CECAFA Chronicles: Dar, like Nairobi, chokes in traffic!
- Like Kenya's capital Nairobi, Dar es Salaam, Tanzania's most populous city and one of the fastest growing cities in the world experiences excruciating traffic gridlock that keeps motorists for hours on the roads.
- Weekdays and Saturdays are particularly bad days to drive around Dar es Salaam.
- Yours truly got a first hand experience on Saturday when I had to sit in traffic for three hours arriving late for a Group C match pitting Dakadaha FC from Somalia against local side Simba SC that took place at the Uhuru Stadium.
Isaac Swila in Dar es Salaam
Like Kenya’s capital Nairobi, Dar es Salaam, Tanzania’s most populous city and one of the fastest growing cities in the world experiences excruciating traffic gridlock that keeps motorists for hours on the roads.
Weekdays and Saturdays are particularly bad days to drive around Dar es Salaam.
Yours truly got a first hand experience on Saturday when I had to sit in traffic for three hours arriving late for a Group C match pitting Dakadaha FC from Somalia against local side Simba SC that took place at the Uhuru Stadium.
Residents here tell me that this is the norm and they are accustomed to it.
Motorbikes the answer to scribes transport nightmare
Journalists here covering the 40th edition of the Cecafa Kagame Cup have devised ways of beating the traffic menace if just to be at the match venues in time. And what a better way to do it than relying on motorbikes.
A ride from Kariakoo area to the National Stadium cost Tsh 5,000 which is about Ksh 250.
Though costly compared to matatus, it is convenient and time-saving.
The ride from the National Stadium to Chamazi Stadium, home to Azam FC, is however costly owing to the long distance and one may part with Tsh 10,000(Ksh 500) or more.
The motorcyclists could also take advantage of the client, especially if they learn you are a visitor.
Journalists fume over lack of internet services
Covering this year’s edition of the Cecafa Kagame Cup has not been a walk in the park for journalists moreso from foreign countries.
Unlike in the past when the organisers would put everything in place — local transport, lunch at the stadium, and even internet services at the press centre, the scribes have been left on their own devices this time round.
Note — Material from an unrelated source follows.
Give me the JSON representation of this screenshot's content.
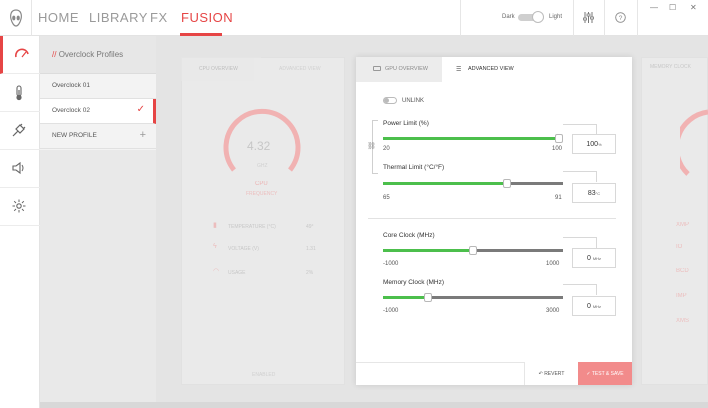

In fact, it has been hectic for colleagues chasing for post-match interviews before conjuring ways of having their reports sent to their respective media houses in time. One must therefore arm with huge volumes of data bundles.
Nosy but friendly, Dar waiter keen to visit Nairobi!
Saturday was a busy day for yours truly.Being Day One in Dar, I had to buy a local line and have it registered in my name. Secondly, getting a Forex Bureau in my hood proved a nightmare as most of them had closed by 12pm, after barely two hours of operation owing to the cleanliness directive by the Government, which takes place the last Saturday of every month.
As if that is not enough, I had reports to file and send back to Nairobi, not to mention the dozen live-links with our radio stations .
It was in the process of making these links that one nosy waiter at the hotel I’m residing in inquired if I was a broadcaster. Je, wewe ni mtangazaji?Nimeskia vile unavyongea kwa simu nikajua tu.” I was left speechless but confirmed to her that I was indeed a journalist. She promised to visit Nairobi soon, if we’d welcome her that is!